Creating SIMD Vectors
// Splat — fill all lanes with the same value
let v: Simd[f32; 4] = Simd::splat(1.0); // [1.0, 1.0, 1.0, 1.0]
// From an array
let v: Simd[f32; 4] = Simd::from_array([1.0, 2.0, 3.0, 4.0]);
// Load from a pointer + offset
let data = vec![1.0, 2.0, 3.0, 4.0, 5.0, 6.0, 7.0, 8.0];
let v: Simd[f32; 4] = Simd::load(&data, 0); // first 4 elements
let w: Simd[f32; 4] = Simd::load(&data, 4); // next 4 elements
Common Lane Widths
| Type | Lanes | x86 | ARM |
|---|---|---|---|
Simd[f32; 4] | 4 | SSE __m128 | NEON float32x4_t |
Simd[f32; 8] | 8 | AVX __m256 | 2x NEON |
Simd[f64; 2] | 2 | SSE2 __m128d | NEON float64x2_t |
Simd[f64; 4] | 4 | AVX __m256d | 2x NEON |
Simd[i32; 4] | 4 | SSE2 __m128i | NEON int32x4_t |
Simd[i32; 8] | 8 | AVX2 __m256i | 2x NEON |
Arithmetic Operations
All arithmetic operates lane-by-lane:
let a: Simd[f32; 4] = Simd::from_array([1.0, 2.0, 3.0, 4.0]);
let b: Simd[f32; 4] = Simd::from_array([5.0, 6.0, 7.0, 8.0]);
let sum = a.add(&b); // [6.0, 8.0, 10.0, 12.0]

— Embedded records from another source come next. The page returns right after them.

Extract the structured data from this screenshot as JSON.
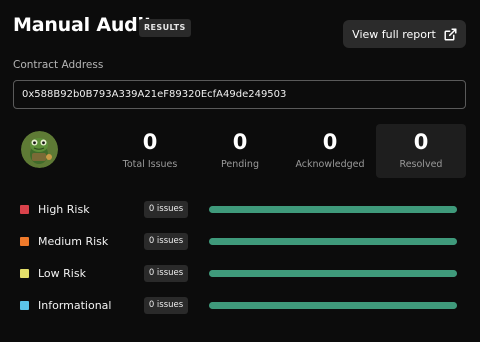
{
  "header": {
    "title": "Manual Audit",
    "badge": "RESULTS",
    "report_button_label": "View full report"
  },
  "contract": {
    "label": "Contract Address",
    "address": "0x588B92b0B793A339A21eF89320EcfA49de249503"
  },
  "stats": [
    {
      "value": "0",
      "label": "Total Issues"
    },
    {
      "value": "0",
      "label": "Pending"
    },
    {
      "value": "0",
      "label": "Acknowledged"
    },
    {
      "value": "0",
      "label": "Resolved"
    }
  ],
  "risks": [
    {
      "label": "High Risk",
      "count": "0 issues",
      "color": "#d9424b",
      "progress": 1.0
    },
    {
      "label": "Medium Risk",
      "count": "0 issues",
      "color": "#ef7a2b",
      "progress": 1.0
    },
    {
      "label": "Low Risk",
      "count": "0 issues",
      "color": "#e4df6a",
      "progress": 1.0
    },
    {
      "label": "Informational",
      "count": "0 issues",
      "color": "#5bc4e8",
      "progress": 1.0
    }
  ],
  "colors": {
    "background": "#0c0c0c",
    "bar_fill": "#3f9a7b",
    "bar_track": "#1f3b31"
  },
  "icons": {
    "report_button": "external-link-icon",
    "avatar": "frog-avatar"
  }
}
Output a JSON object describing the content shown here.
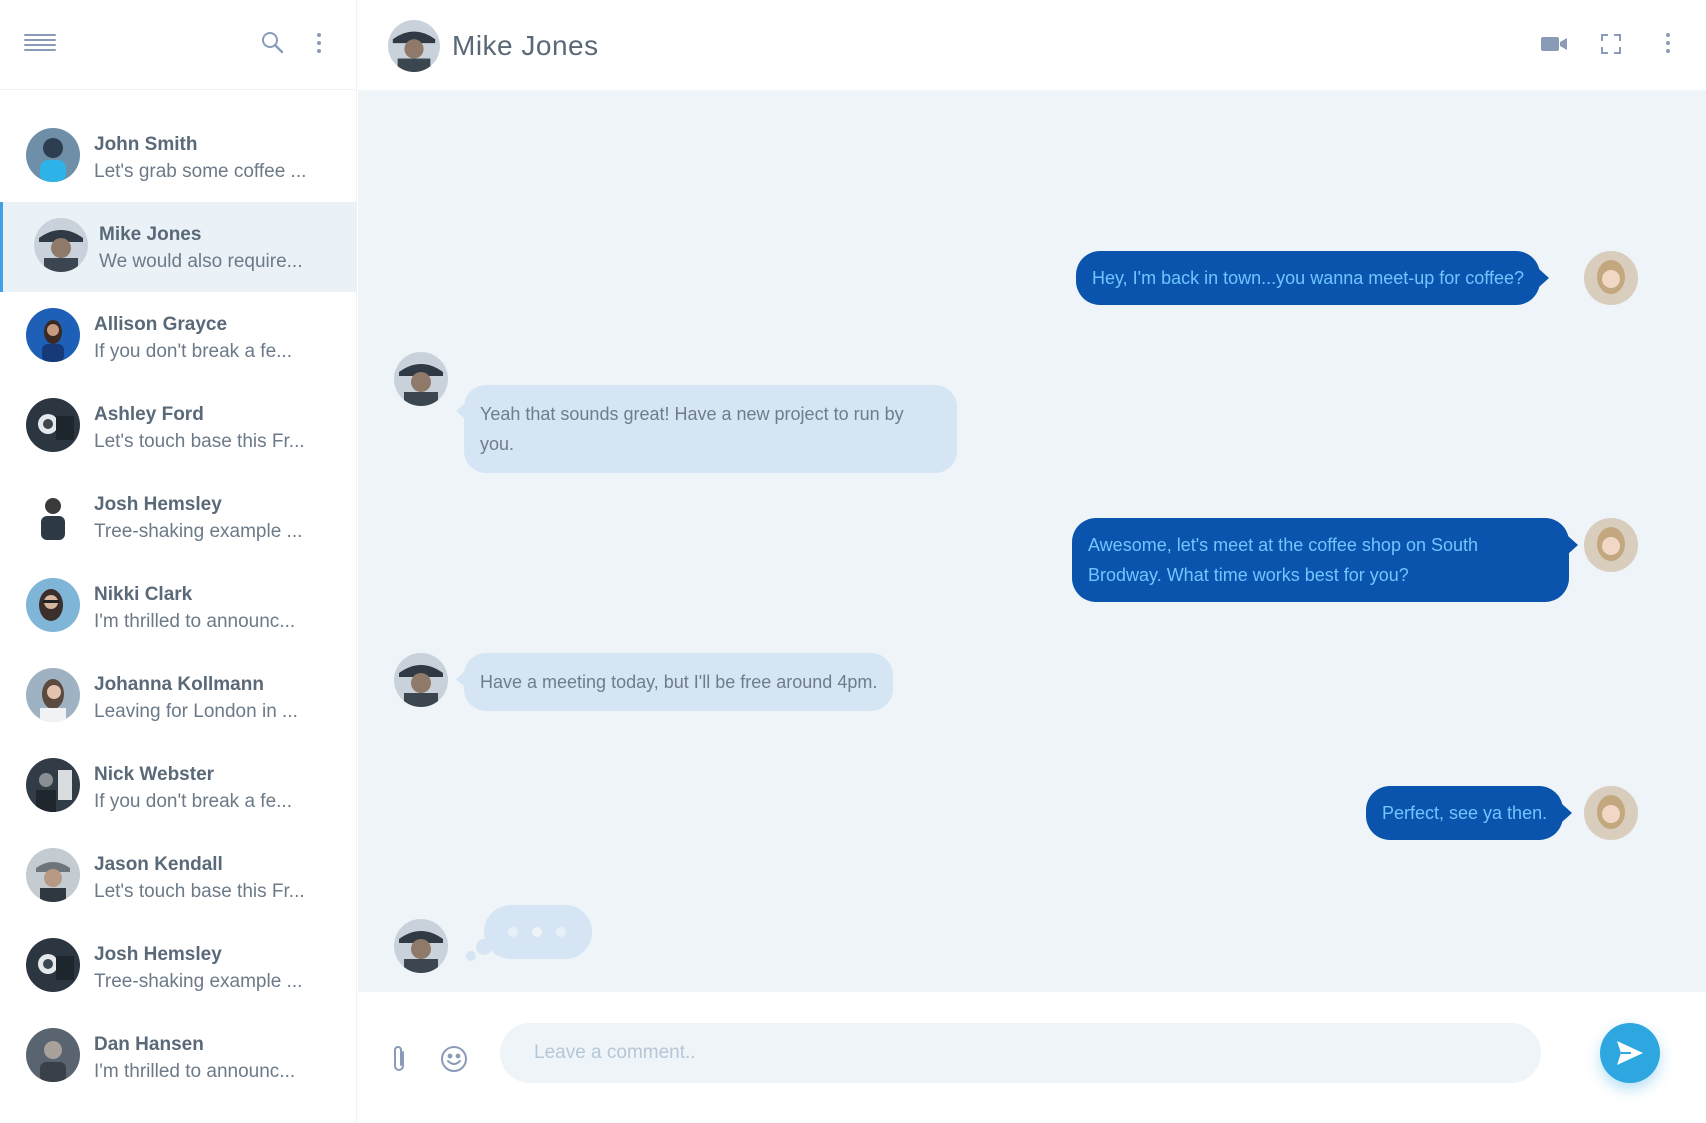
{
  "sidebar": {
    "contacts": [
      {
        "name": "John Smith",
        "preview": "Let's grab some coffee ..."
      },
      {
        "name": "Mike Jones",
        "preview": "We would also require..."
      },
      {
        "name": "Allison Grayce",
        "preview": "If you don't break a fe..."
      },
      {
        "name": "Ashley Ford",
        "preview": "Let's touch base this Fr..."
      },
      {
        "name": "Josh Hemsley",
        "preview": "Tree-shaking example ..."
      },
      {
        "name": "Nikki Clark",
        "preview": "I'm thrilled to announc..."
      },
      {
        "name": "Johanna Kollmann",
        "preview": "Leaving for London in ..."
      },
      {
        "name": "Nick Webster",
        "preview": "If you don't break a fe..."
      },
      {
        "name": "Jason Kendall",
        "preview": "Let's touch base this Fr..."
      },
      {
        "name": "Josh Hemsley",
        "preview": "Tree-shaking example ..."
      },
      {
        "name": "Dan Hansen",
        "preview": "I'm thrilled to announc..."
      }
    ],
    "active_contact": "Mike Jones"
  },
  "chat": {
    "title": "Mike Jones",
    "messages": [
      {
        "direction": "out",
        "text": "Hey, I'm back in town...you wanna meet-up for coffee?"
      },
      {
        "direction": "in",
        "lines": [
          "Yeah that sounds great! Have a new project to run by",
          "you."
        ]
      },
      {
        "direction": "out",
        "lines": [
          "Awesome, let's meet at the coffee shop on South",
          "Brodway. What time works best for you?"
        ]
      },
      {
        "direction": "in",
        "text": "Have a meeting today, but I'll be free around 4pm."
      },
      {
        "direction": "out",
        "text": "Perfect, see ya then."
      }
    ],
    "typing_indicator": true
  },
  "composer": {
    "placeholder": "Leave a comment.."
  },
  "icons": {
    "menu": "hamburger-icon",
    "search": "search-icon",
    "more": "kebab-icon",
    "video": "video-camera-icon",
    "fullscreen": "expand-icon",
    "attach": "paperclip-icon",
    "emoji": "smiley-icon",
    "send": "send-icon"
  },
  "colors": {
    "accent": "#2ea7e0",
    "outgoing_bubble": "#0b54ad",
    "outgoing_text": "#6fc5ff",
    "incoming_bubble": "#d6e5f4",
    "chat_background": "#eef4f8",
    "active_row": "#eaf1f7"
  }
}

let diff = a.sub(&b); // [-4.0, -4.0, -4.0, -4.0]
let prod = a.mul(&b); // [5.0, 12.0, 21.0, 32.0]
let quot = a.div(&b); // [0.2, 0.333, 0.429, 0.5]
Reduction Operations
Reduce all lanes to a single scalar:
let v: Simd[f32; 4] = Simd::from_array([1.0, 2.0, 3.0, 4.0]);
let total = v.sum(); // 10.0 — horizontal sum of all lanes
Comparison and Selection
let a: Simd[f32; 4] = Simd::from_array([1.0, 5.0, 3.0, 8.0]);
let b: Simd[f32; 4] = Simd::from_array([2.0, 4.0, 6.0, 7.0]);
let lo = a.min(&b); // [1.0, 4.0, 3.0, 7.0]
let hi = a.max(&b); // [2.0, 5.0, 6.0, 8.0]

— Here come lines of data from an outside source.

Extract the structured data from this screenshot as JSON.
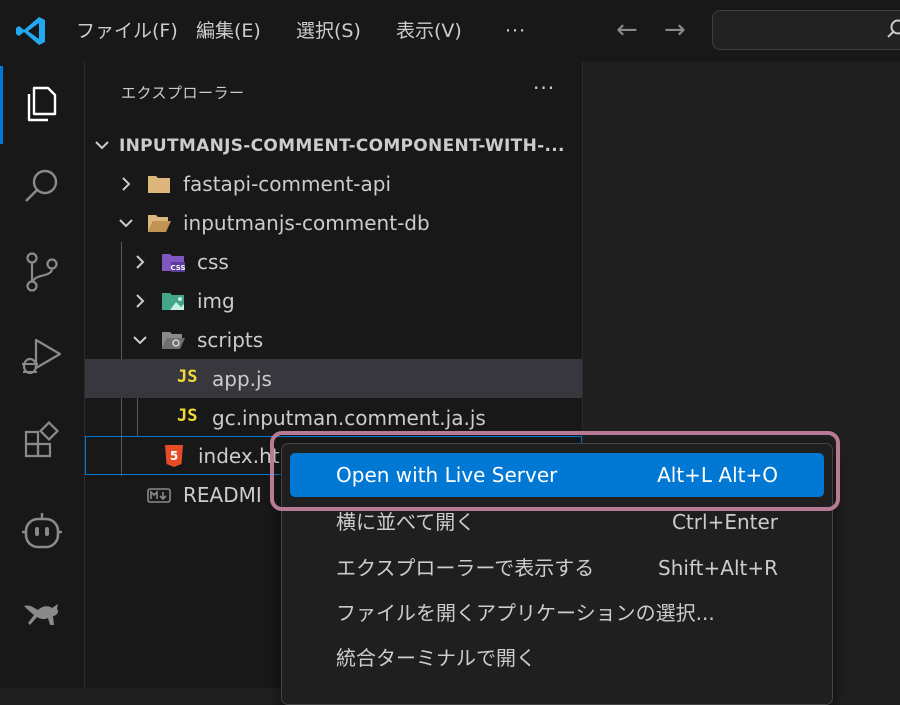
{
  "titlebar": {
    "menus": [
      "ファイル(F)",
      "編集(E)",
      "選択(S)",
      "表示(V)"
    ],
    "overflow": "···",
    "back": "←",
    "forward": "→",
    "search_placeholder": ""
  },
  "activity": {
    "icons": [
      "explorer-icon",
      "search-icon",
      "source-control-icon",
      "run-debug-icon",
      "extensions-icon",
      "copilot-icon",
      "kangaroo-icon"
    ]
  },
  "sidebar": {
    "title": "エクスプローラー",
    "more": "···",
    "root": "INPUTMANJS-COMMENT-COMPONENT-WITH-...",
    "items": [
      {
        "label": "fastapi-comment-api",
        "type": "folder",
        "expanded": false
      },
      {
        "label": "inputmanjs-comment-db",
        "type": "folder",
        "expanded": true
      },
      {
        "label": "css",
        "type": "folder-css",
        "expanded": false
      },
      {
        "label": "img",
        "type": "folder-img",
        "expanded": false
      },
      {
        "label": "scripts",
        "type": "folder-scripts",
        "expanded": true
      },
      {
        "label": "app.js",
        "type": "js",
        "badge": "JS"
      },
      {
        "label": "gc.inputman.comment.ja.js",
        "type": "js",
        "badge": "JS"
      },
      {
        "label": "index.ht",
        "type": "html"
      },
      {
        "label": "READMI",
        "type": "md"
      }
    ]
  },
  "context_menu": {
    "items": [
      {
        "label": "Open with Live Server",
        "shortcut": "Alt+L Alt+O"
      },
      {
        "label": "横に並べて開く",
        "shortcut": "Ctrl+Enter"
      },
      {
        "label": "エクスプローラーで表示する",
        "shortcut": "Shift+Alt+R"
      },
      {
        "label": "ファイルを開くアプリケーションの選択...",
        "shortcut": ""
      },
      {
        "label": "統合ターミナルで開く",
        "shortcut": ""
      }
    ]
  },
  "colors": {
    "accent": "#0078d4",
    "highlight_frame": "#b77b96",
    "folder": "#dcb67a",
    "js": "#f1dd35",
    "html": "#e44d26"
  }
}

let same = a.eq(&b); // false (element-wise equality check)
Unary Operations
let v: Simd[f32; 4] = Simd::from_array([-1.0, 2.0, -3.0, 4.0]);
let pos = v.abs(); // [1.0, 2.0, 3.0, 4.0]

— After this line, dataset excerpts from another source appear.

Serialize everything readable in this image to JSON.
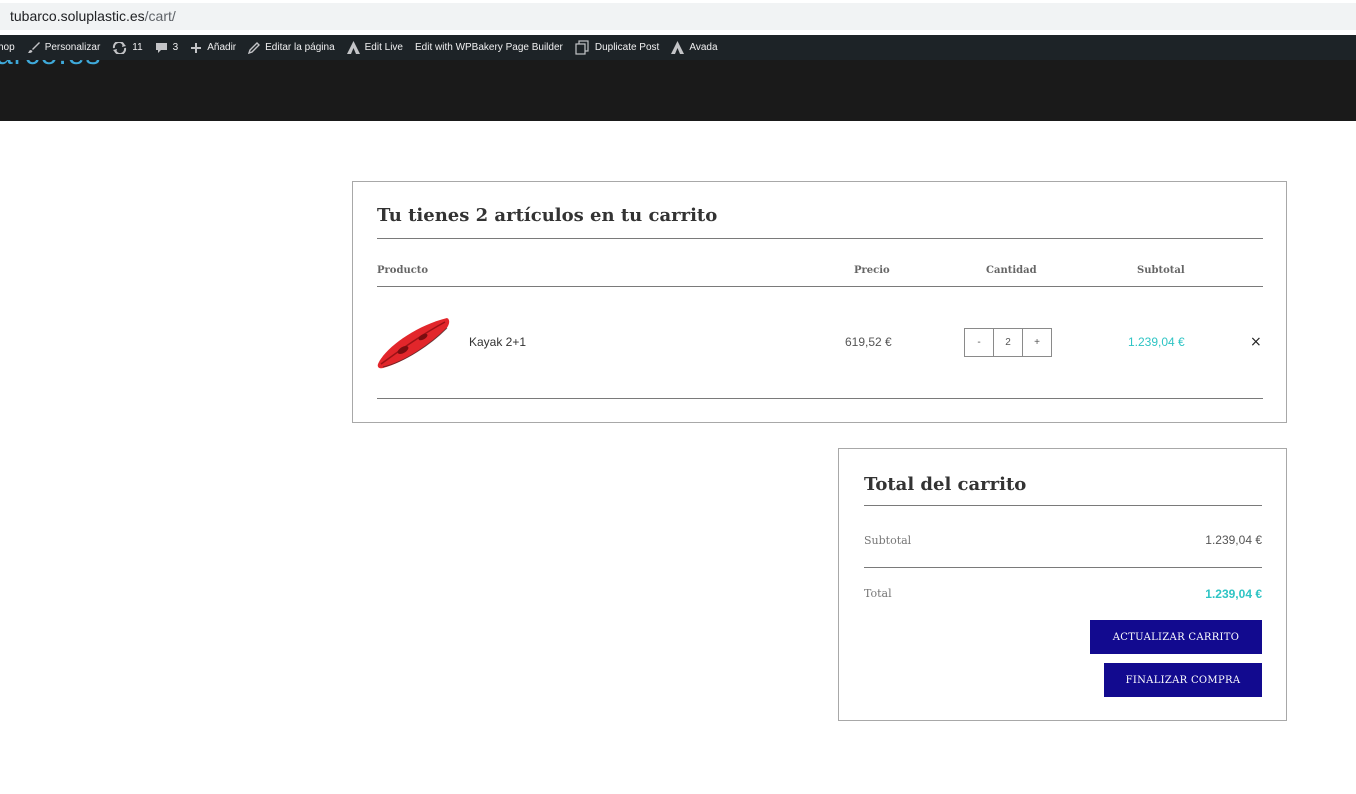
{
  "browser": {
    "url_domain": "tubarco.soluplastic.es",
    "url_path": "/cart/"
  },
  "adminbar": {
    "shop": "hop",
    "customize": "Personalizar",
    "updates_count": "11",
    "comments_count": "3",
    "add_new": "Añadir",
    "edit_page": "Editar la página",
    "edit_live": "Edit Live",
    "wpbakery": "Edit with WPBakery Page Builder",
    "duplicate": "Duplicate Post",
    "avada": "Avada"
  },
  "header": {
    "logo_fragment": "arco.es"
  },
  "cart": {
    "title": "Tu tienes 2 artículos en tu carrito",
    "columns": {
      "product": "Producto",
      "price": "Precio",
      "quantity": "Cantidad",
      "subtotal": "Subtotal"
    },
    "items": [
      {
        "name": "Kayak 2+1",
        "price": "619,52 €",
        "quantity": "2",
        "minus": "-",
        "plus": "+",
        "subtotal": "1.239,04 €",
        "remove": "×"
      }
    ]
  },
  "totals": {
    "title": "Total del carrito",
    "subtotal_label": "Subtotal",
    "subtotal_value": "1.239,04 €",
    "total_label": "Total",
    "total_value": "1.239,04 €",
    "update_button": "ACTUALIZAR CARRITO",
    "checkout_button": "FINALIZAR COMPRA"
  },
  "colors": {
    "accent_teal": "#2ec4c4",
    "button_navy": "#120a8f",
    "adminbar_bg": "#1d2327",
    "header_bg": "#1a1a1a"
  }
}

let neg = v.neg(); // [1.0, -2.0, 3.0, -4.0]
Memory Operations
let data = vec![0.0; 1024];
// Load 4 elements starting at offset 8
let chunk: Simd[f32; 4] = Simd::load(&data, 8);
// Store back to memory
chunk.store(&mut data, 8);
// Convert to/from array
let arr: [f32; 4] = v.to_array();
Example: Vectorized Dot Product
#[energy_budget(max_joules = 0.00005)]
fn dot_product(a: &[f32], b: &[f32]) -> f32 {
let n = a.len();
let mut sum: Simd[f32; 8] = Simd::splat(0.0);
let mut i = 0;
// Process 8 elements at a time
while i + 8 <= n {
let va: Simd[f32; 8] = Simd::load(a, i);
let vb: Simd[f32; 8] = Simd::load(b, i);
sum = sum.add(&va.mul(&vb));
i = i + 8;
}
// Horizontal sum + scalar remainder
let mut result = sum.sum();
while i < n {
result = result + a[i] * b[i];
i = i + 1;
}
result
}
Energy Costs
| Operation | Cost | Notes |
|---|---|---|
| Lane arithmetic (add/sub/mul/div) | 2.0 pJ | Single SIMD instruction |
| Horizontal reduction (sum) | 2.0 pJ | Log2(N) shuffle + add |
| Load/store | 0.5 pJ | L1 cache, aligned |
| Comparison (min/max/eq) | 2.0 pJ | Single SIMD instruction |
SIMD operations process N elements for roughly the same energy as one scalar operation. For a Simd[f32; 8], that's ~8x energy efficiency compared to a scalar loop — the primary reason to use SIMD in energy-aware code.
Platform Detection
The compiler automatically selects the best implementation:
- x86/x86_64: Uses SSE/AVX intrinsics via
<immintrin.h> - ARM64 (Apple Silicon, etc.): Uses NEON intrinsics via
<arm_neon.h> - Other platforms: Falls back to scalar loops (same behavior, no hardware acceleration)
No #[cfg] attributes needed in user code — the abstraction is portable.